Faye Wilson, chair of the British Association of Social Workers’ mental health forum, told Community Care that staff morale in many community mental health and crisis teams is “at an all-time low”.

“Staff want to give a good service but in many teams they are not getting the resources they need to do their jobs. They also feel that if anything goes wrong, they’ll be hung out to dry. So you end up with a defensive rather than a defensible system,” she said.

Ruth Allen, chair of The College of Social Work’s mental health faculty, said:”If the government is serious about parity of esteem for mental health – and I believe the care services minister certainly is – it is vital the impact of changes to funding across mental health, and the knock on impact of reductions elsewhere including social care, are recognised and acted upon.”

Dinesh Bhugra, ex-chair of the Royal College of Psychiatrists, said: “We have warned before that the economic downturn will increase demand. To have resources cut further at the time when we need them most is stigmatising to people with mental illness.”
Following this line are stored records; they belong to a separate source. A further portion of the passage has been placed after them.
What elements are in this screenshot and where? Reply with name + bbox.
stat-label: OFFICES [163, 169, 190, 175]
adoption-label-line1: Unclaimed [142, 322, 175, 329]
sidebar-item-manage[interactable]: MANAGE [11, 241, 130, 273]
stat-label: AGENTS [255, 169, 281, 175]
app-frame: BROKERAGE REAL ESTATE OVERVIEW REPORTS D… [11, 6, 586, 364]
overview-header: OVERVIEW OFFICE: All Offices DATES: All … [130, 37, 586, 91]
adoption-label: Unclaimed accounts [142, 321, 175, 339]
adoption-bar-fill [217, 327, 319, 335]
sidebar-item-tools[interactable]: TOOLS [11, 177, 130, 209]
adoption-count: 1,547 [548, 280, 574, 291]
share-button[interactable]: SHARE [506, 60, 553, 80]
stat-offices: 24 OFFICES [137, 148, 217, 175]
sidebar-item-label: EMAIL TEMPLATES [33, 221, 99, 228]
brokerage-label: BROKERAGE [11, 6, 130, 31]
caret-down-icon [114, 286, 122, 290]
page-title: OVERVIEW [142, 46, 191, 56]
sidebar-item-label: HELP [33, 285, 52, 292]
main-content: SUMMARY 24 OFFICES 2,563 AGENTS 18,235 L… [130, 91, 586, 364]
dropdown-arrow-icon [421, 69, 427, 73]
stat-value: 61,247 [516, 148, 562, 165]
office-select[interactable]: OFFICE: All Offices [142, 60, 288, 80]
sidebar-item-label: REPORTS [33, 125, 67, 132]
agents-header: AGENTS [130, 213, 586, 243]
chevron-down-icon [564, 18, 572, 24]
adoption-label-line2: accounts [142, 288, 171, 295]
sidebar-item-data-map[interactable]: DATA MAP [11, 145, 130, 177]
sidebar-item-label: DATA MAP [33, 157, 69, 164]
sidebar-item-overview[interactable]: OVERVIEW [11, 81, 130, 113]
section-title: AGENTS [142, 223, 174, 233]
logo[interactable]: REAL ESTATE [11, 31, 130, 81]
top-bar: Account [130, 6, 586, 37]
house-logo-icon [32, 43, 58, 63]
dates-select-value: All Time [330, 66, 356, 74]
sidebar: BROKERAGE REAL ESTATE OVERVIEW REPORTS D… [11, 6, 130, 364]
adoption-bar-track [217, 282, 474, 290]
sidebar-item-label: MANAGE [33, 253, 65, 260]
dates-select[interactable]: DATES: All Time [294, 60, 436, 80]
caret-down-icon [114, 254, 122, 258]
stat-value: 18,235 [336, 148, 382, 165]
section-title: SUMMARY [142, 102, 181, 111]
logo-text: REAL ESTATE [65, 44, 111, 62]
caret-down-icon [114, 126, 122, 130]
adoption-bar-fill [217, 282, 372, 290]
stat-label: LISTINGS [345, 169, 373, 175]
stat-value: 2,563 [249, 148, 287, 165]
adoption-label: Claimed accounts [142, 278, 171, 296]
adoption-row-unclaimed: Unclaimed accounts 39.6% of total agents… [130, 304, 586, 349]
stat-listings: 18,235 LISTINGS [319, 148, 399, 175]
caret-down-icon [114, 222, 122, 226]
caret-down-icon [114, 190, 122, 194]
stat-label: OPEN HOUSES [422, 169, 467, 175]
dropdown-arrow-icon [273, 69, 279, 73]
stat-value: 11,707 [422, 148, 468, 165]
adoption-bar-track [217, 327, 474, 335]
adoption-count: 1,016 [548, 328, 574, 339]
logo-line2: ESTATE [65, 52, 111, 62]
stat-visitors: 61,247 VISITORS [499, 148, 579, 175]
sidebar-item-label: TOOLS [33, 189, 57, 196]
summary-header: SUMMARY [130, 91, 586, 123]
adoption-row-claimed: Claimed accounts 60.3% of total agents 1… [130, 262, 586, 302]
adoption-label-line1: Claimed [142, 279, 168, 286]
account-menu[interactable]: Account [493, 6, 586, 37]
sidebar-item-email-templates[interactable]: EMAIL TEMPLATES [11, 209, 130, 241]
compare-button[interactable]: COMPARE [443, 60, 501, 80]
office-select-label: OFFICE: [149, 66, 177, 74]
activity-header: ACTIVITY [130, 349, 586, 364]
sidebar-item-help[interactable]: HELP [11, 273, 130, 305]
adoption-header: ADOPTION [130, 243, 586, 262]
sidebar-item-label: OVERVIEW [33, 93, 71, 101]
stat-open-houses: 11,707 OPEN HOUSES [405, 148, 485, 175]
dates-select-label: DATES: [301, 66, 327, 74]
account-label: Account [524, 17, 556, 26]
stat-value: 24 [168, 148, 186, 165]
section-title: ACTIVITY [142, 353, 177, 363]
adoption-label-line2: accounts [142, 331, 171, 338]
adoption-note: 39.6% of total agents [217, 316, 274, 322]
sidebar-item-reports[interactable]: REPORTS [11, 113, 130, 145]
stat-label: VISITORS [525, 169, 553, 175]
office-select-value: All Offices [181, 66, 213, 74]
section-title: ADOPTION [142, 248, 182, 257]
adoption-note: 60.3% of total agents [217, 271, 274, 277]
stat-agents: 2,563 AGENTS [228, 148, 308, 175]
Mind’s Paul Farmer said:”Mind hears all the time from people who have lost the community health care that was helping them to cope and who now find themselves unable to get through to their local crisis team, or feel ‘fobbed off’ when they do, because there simply aren’t enough staff to cope with the numbers of people in desperate need of their help.”

That’s certainly the experience of Emma Bardney. She suffers from complex post traumatic stress disorder but says she’s been failed by her mental health trust.

“Its been really tough…fighting for the right to get better,” said the 42-year-old paramedic. “There’s been no community mental health support available to me. So my care plan has been sporadic out-patients with a consultant or crisis support and nothing in-between and the only way you can access support is when you are in crisis. So you have to get to a very low point before you get any type of support or help.”

Frontline staff are feeling the pressure too. One social worker based in a crisis resolution team said her team was “firefighting” due to an “abysmal” shortage of resources.

She said: “We are having to manage a caseload of very unwell clients without the support to do so. Because of sickness rates at our community teams, people are not being seen by their care coordinators and they end up coming to us at a point when the only option is hospital admission.

“Yet there are no beds locally so our crisis team staff are spending all nights at a client’s home waiting for transport to an out-of-area bed meaning that they can provide no service for other emergencies. The stress is overwhelming.”